Conclusion: Simplicity for Lasting Agility
Scaling is an essential first step in achieving business agility, but it’s not the final goal. While scaled Agile frameworks can help manage complexity, they often come with a price such as new layers of governance that can stifle the very flexibility and speed Agile was meant to deliver. To achieve true agility, organizations must go beyond scaling and embrace unscaling. This means simplifying structures, reducing dependencies, and empowering teams to operate autonomously without unnecessary overhead.
Unscaling is about returning to Agile’s core principles: simplicity, autonomy, and rapid value delivery. It’s about cutting through the complexity and focusing on what truly matters—delivering value to customers, responding quickly to change, and staying ahead in a competitive market. By resisting the temptation to overcomplicate, organizations can remain agile, innovative, and adaptable in a world that demands constant evolution.

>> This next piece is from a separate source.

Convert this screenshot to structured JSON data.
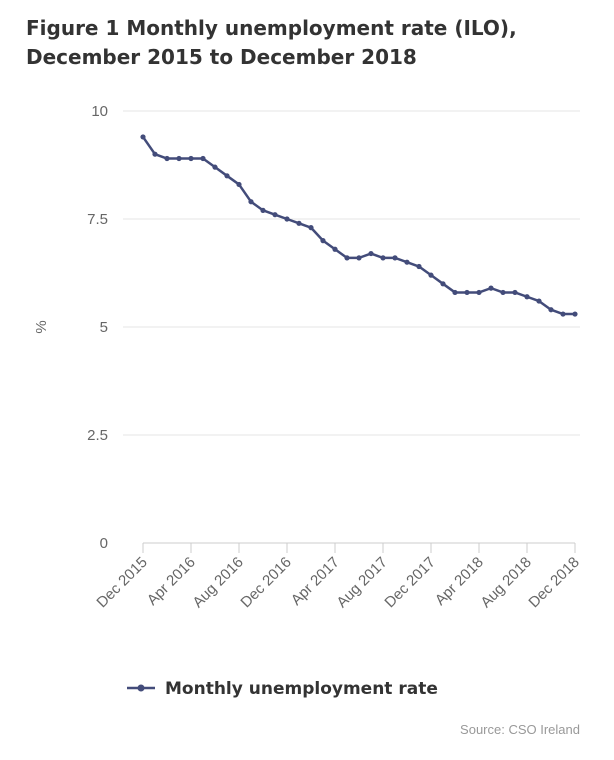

The next step is yours. Challenge the assumptions that scaling is the end goal, and explore how unscaling can unlock the true potential of your Agile journey. Audit your processes, question your dependencies, and experiment with removing unnecessary complexity. The path to genuine agility starts with one simple question: What can you strip away to make your organization faster, leaner, and more innovative?
As Leonardo da Vinci wisely said, “Simplicity is the ultimate sophistication.” Let’s move beyond frameworks and get back to what Agile was always meant to be—a mindset of continuous improvement, simplicity, and delivering value.